Colorado Residential Lease Agreement Form
Lead-Based Paint Disclosure - The U.S. banned lead-based paint in buildings in 1978. So, if the property was built before 1978, the landlord must inform the tenant about it. The landlord must also provide the tenant with educational materials about lead hazards (EPA Regulation)
Mold and Other Defects - The landlord is obliged to inform the tenant of any structural damage and mold infestation on the property. If there are mold issues, the landlord has to give the tenant pamphlets on how to deal with mold issues.
Utility Disclosure - Tenants must be informed about a property’s utilities, such as its mechanical services and the quality of the water source. Landlords should also share information about sewers and flooding issues (if any).
Rent Grace Period
There is a seven-day grace period in Colorado. This means that the landlord has to wait seven days from the time the rent is due before charging a late fee. Colorado implements a cap on the maximum late fee that landlords can charge. It must be no greater than $50 or 5% of the past due rent, whichever is higher. However, landlords can only charge a late fee if it has been stipulated in the lease agreement.
In Colorado, landlords are not required to collect security deposits though most do. The security deposit gives landlords peace of mind during the termination of the lease. The security deposit can cover the cost of damage to the property when the tenant moves out.
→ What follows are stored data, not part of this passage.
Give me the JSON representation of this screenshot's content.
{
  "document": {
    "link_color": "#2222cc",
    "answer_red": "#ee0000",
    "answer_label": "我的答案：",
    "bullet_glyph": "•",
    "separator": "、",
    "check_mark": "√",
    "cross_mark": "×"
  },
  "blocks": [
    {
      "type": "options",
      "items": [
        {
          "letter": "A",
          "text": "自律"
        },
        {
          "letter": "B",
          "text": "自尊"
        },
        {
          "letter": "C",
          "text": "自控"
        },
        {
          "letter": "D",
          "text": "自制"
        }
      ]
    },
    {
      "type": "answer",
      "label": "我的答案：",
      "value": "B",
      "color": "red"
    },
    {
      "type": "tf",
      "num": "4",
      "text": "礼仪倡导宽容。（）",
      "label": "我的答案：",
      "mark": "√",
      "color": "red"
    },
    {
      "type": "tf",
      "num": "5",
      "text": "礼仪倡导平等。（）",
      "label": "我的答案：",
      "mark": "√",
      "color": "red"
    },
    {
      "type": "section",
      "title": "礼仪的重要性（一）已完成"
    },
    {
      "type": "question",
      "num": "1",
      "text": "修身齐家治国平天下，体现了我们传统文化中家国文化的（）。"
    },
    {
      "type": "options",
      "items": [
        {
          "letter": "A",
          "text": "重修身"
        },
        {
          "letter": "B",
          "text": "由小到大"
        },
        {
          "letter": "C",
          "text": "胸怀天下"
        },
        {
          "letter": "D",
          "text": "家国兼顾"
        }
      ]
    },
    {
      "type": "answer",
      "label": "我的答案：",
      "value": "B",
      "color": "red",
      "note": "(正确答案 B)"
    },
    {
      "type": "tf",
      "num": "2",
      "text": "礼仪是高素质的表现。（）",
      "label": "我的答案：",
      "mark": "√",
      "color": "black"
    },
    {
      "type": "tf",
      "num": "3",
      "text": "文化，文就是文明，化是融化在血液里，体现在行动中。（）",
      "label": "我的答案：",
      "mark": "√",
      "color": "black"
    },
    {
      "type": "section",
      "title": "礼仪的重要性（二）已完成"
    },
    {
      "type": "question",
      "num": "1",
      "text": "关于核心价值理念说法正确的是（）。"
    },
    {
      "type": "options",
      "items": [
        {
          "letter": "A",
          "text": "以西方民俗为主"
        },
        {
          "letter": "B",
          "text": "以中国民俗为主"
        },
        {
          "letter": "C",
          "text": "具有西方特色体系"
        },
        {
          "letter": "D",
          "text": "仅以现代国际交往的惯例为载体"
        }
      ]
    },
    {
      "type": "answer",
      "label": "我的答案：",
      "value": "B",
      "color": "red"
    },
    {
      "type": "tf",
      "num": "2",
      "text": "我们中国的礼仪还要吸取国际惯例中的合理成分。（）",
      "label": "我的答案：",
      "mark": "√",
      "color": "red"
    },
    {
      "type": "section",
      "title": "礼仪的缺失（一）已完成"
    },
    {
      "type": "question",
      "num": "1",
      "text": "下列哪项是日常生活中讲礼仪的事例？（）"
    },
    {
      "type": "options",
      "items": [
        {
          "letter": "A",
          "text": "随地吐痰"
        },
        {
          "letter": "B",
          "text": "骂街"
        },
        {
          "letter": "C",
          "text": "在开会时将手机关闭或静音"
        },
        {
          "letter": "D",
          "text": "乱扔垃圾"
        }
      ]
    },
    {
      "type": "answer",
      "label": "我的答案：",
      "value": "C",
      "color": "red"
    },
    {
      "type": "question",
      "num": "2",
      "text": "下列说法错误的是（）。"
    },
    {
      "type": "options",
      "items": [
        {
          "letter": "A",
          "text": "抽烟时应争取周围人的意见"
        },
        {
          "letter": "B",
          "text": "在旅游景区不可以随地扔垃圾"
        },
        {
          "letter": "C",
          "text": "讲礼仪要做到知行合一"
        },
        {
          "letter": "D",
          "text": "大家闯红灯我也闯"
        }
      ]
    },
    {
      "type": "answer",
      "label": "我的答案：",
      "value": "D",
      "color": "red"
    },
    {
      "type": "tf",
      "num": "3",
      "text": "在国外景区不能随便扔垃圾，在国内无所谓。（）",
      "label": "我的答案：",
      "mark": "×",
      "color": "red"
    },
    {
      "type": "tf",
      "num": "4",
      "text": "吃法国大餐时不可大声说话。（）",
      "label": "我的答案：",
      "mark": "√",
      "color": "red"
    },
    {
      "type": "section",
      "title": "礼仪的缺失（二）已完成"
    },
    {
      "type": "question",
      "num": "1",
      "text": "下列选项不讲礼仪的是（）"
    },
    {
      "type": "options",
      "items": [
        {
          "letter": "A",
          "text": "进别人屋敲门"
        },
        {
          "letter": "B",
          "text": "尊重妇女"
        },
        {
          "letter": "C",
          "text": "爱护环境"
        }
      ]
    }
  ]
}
The landlord can also withhold the security deposit or part of it in case the tenant fails to pay rent.
If there is no cause to withhold the security deposit, the landlord has a month to return the money to the tenant after the tenant moves out. This period can be extended to 60 days but it should never be longer than that. However, if the tenant was forced to vacate because of hazardous conditions, the landlord only has 72 hours to return the deposit (CO Rev Stat § 38-12-103 (2020)).